This supposed root cause was also cited by Carol Mims Galloway, a Houston school board member and president of the National Association for the Advancement of Colored People in Houston, who offered the Chronicle this racist slant: “People of other races always feel like they have the best solution for the teaching and learning of African-American students when they don't even understand the total concept of African-American culture and the environment which these young people of today live in." Y’know, if we were a teacher at Sam Houston High that comment would tempt us to place a flamin’ bag of dog poo on the Galloway front porch, ring the doorbell and run away. We’d imagine that any public high school teacher in the city knows much more about “the environment which these young people of today live in" than, say, the average school board member. No one, of course, has raised the notion that … and we must whisper here … that some kids just aren’t cut out to pass Algebra I, much less Algebra II, and really aren’t going to get much out of a forced 9th grade “reading” of A Tale of Two Cities, a book they aren’t even equipped to understand if they were going to read it in the first place. Perhaps that’s harsh and unfeeling, not to mention out-of-step with the prevailing group-think in education, but who’s really shortchanging those kids? Who’s really leaving them behind? Instead of being forced to pass 4 years of math and science, as the state now requires, might not it be better if high schoolers were given the option of pursuing a non-TAKS track, spending, say, a half-day in voc-ed courses for their junior and senior years, which might offer a pathway to a real living (but which are in disfavor with educational elites---they went to collich, y’know---who disdain the manual trades or anything smacking of physical labor) and a half-day being given remediation in the basics (that’s readin’, writin’ and ‘rithmetic). Or, they could take calculus and physics---their choice. Lots of kids, especially working-class Hispanics, already know they can make a better living, and be their own boss, by learning a trade, as opposed to scrapping together a couple of years in community college so they can sit in a cubicle or behind a counter and be at the mercy of some corporate asshole 900 miles away.

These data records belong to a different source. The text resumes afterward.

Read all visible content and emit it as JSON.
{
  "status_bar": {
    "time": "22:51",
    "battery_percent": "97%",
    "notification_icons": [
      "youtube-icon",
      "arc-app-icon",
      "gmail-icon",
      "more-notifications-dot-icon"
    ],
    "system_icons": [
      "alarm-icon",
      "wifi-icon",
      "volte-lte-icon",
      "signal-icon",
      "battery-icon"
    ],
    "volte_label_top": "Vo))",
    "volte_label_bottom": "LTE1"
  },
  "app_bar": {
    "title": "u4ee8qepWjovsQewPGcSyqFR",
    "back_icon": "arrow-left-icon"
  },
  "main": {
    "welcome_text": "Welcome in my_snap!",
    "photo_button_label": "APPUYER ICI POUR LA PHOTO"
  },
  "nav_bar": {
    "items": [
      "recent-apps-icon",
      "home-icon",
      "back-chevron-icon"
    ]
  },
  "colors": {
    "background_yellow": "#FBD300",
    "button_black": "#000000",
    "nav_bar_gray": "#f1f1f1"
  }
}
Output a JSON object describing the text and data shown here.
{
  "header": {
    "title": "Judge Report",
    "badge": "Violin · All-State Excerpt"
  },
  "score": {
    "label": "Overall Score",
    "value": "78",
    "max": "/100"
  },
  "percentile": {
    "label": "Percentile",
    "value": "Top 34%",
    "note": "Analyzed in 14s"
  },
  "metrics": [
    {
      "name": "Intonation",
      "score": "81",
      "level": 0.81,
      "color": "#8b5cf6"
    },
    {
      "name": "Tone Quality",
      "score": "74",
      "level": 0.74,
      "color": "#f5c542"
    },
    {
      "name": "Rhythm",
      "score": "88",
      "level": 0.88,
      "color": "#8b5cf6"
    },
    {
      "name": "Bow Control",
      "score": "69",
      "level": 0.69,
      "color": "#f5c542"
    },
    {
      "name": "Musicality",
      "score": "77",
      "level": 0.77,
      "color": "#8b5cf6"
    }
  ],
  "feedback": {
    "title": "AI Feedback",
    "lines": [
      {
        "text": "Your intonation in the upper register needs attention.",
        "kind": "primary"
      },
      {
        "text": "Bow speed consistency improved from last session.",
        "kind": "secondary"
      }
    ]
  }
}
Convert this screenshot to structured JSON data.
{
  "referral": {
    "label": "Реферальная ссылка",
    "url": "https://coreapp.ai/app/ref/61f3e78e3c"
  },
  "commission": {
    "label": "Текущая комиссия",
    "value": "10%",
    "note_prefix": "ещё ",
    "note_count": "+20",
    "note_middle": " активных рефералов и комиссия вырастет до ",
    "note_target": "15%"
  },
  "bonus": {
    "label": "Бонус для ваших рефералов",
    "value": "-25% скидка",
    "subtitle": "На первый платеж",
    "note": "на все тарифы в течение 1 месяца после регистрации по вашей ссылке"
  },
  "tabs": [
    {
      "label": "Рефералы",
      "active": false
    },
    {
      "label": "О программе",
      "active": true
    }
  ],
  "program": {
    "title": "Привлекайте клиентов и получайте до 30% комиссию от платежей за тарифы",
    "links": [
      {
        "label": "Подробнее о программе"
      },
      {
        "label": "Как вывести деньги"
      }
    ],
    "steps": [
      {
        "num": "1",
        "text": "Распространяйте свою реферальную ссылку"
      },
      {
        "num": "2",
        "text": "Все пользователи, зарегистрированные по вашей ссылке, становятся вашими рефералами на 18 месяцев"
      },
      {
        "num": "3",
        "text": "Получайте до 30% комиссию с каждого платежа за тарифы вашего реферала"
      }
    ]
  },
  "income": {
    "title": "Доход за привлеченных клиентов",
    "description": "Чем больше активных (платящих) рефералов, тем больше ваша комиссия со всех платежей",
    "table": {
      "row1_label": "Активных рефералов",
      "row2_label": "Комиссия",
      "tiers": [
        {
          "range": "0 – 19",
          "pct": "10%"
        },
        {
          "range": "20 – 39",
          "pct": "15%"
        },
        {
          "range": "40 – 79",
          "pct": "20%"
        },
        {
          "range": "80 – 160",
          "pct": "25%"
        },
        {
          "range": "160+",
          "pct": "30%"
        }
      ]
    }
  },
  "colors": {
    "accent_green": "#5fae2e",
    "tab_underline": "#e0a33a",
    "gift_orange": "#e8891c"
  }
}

We don’t mean to indict the accountability system---just the rankings based on racial breakdowns and not on a school’s overall achievement. The Chronicle reported that only 110 of Sam Houston’s 2,500 students are black, along with 65 lonesome Caucasians (imagine what the dominant language in the hallways is---it ain’t the tongue of Sam Houston). Sam Houston probably isn’t a school you’d send your kids to (being a typical elitist blog reader) but judging from its overall scores it certainly is not deserving of a “closing” (which really isn’t a shuttering as such). Something similar, with a less dire but still damaging result, happened a few years back at Poe Elementary in an upper-income neighborhood north of Rice University---a good school by almost any measure, and one you’d have no problem sending your kids to---when a literal handful of Hispanic ESL students, maybe a half-dozen if memory serves, failed the 5th grade TAKS science exam and the school was rated “unacceptable,” which it most certainly was not.
Accountability is a good thing---it’s what the tax-paying public wants and deserves---and barring some miraculous new education theory the only to way ensure accountability is through standardized testing. Various parties whine and moan about the supposed “teaching to the test” (and what’s wrong with that, if the test is reflective of the curriculum and the curriculum is serviceable?), but about the only subjective way to judge a school is by its overall test scores (certainly a better method than those “ratings” produced annually by the ominously named non-profit Children at Risk and duly reported as Gospel by the media---does any serious person actually think the YES Prep Public Schools-Southeast is a better school than Carnegie Vanguard or Bellaire High?).
One thing’s for certain about Sam Houston: lots more money will be spent on the “problem,” and lots more bodies will be run through the classrooms until---some way, somehow---the desired result is squeezed out of the students. Or, perhaps, until the policy-setters remember that useful definition of insanity: doing the same thing over and over and expecting a different result.